David Doup, president of Taylor Brothers Construction Co., said he likes the idea of park visitors deciding what the stones should be once they are placed.
“I think people will use them for different things,” Doup said.
When Aranda and Bonifaz tested some of the rocks during a recent park visit, they used them as chairs.
“To me, it’s a really intriguing installation,” said Richard McCoy, founder of Exhibit Columbus and director of Landmark Columbus that cares for Columbus’ architectural heritage. “What people will see is a kind of continued discussion (since the original design) about the park, and especially connected to the landscape and water elements in the park.”

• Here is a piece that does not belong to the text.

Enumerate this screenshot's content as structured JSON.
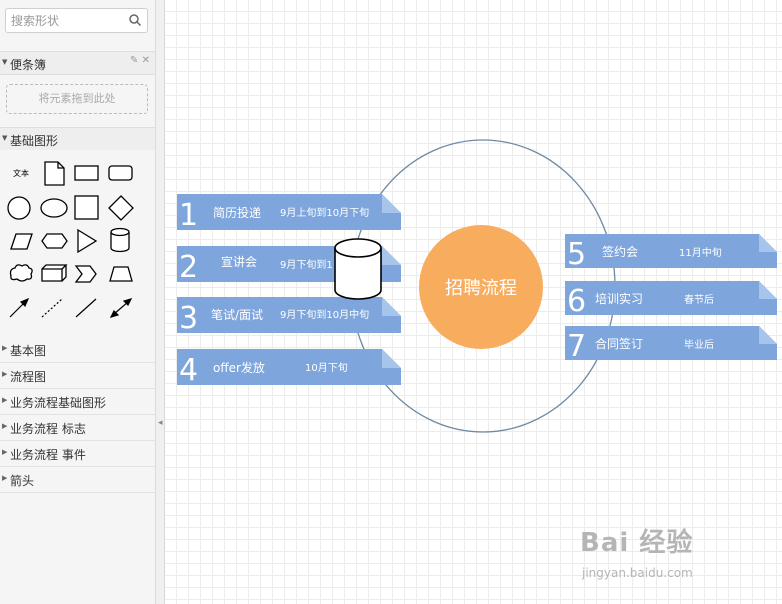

McCoy’s reference to a continued discussion is important since the origin of Exhibit Columbus is built on the idea that the exhibition’s temporary pieces will serve as conversational spinoffs, if you will, of local, noted architecture. On top of that, McCoy wants to see those spinoffs inspire new, original architecture in Columbus to keep the city at the forefront of design.
Aranda and Bonifaz hope that people catch the connection between the salvaged stone and a segment of a city salvaged from a tough past known as Death Valley.
“It’s more than symbolic,” Aranda said. “For us, that represents an ethical obligation that designers act in a way that is environmentally conscious while finding a way to re-use materials.
“And these stones have cracks and imperfections. But that stone getting a second life is something that will allow the community to come together and be part of a collective construction,” Aranda added. “It says that, in Columbus, we make new histories by using elements of the old ones.”
Who: Aranda/Lasch, a New York- and Tucson, Arizona-based design studio.
Piece to be installed at: Mill Race Park at Fifth and Lindsey streets in Columbus.
Consisting: Some 3,000 pieces of salvaged limestone, symbolic of Indiana’s past, of all shapes and sizes stacked and arranged in a large, 3.5-acre circle. Smaller areas will create something of a theater and a beach.
To be built: Beginning in July.
Exhibition impact: Organizers have estimated that the exhibition could draw at least 10,000 people from a regional area. But already on social media and elsewhere online, the star structures of the new event have been seen in recent months by thousands, according to participating architects.
A key of Exhibit Columbus: Five design teams representing some of the nation’s top architects recently were named as the event’s Miller Prize winners. Each winning team gets $70,000 to design and build a temporary architectural creation to complement one of those five downtown structures.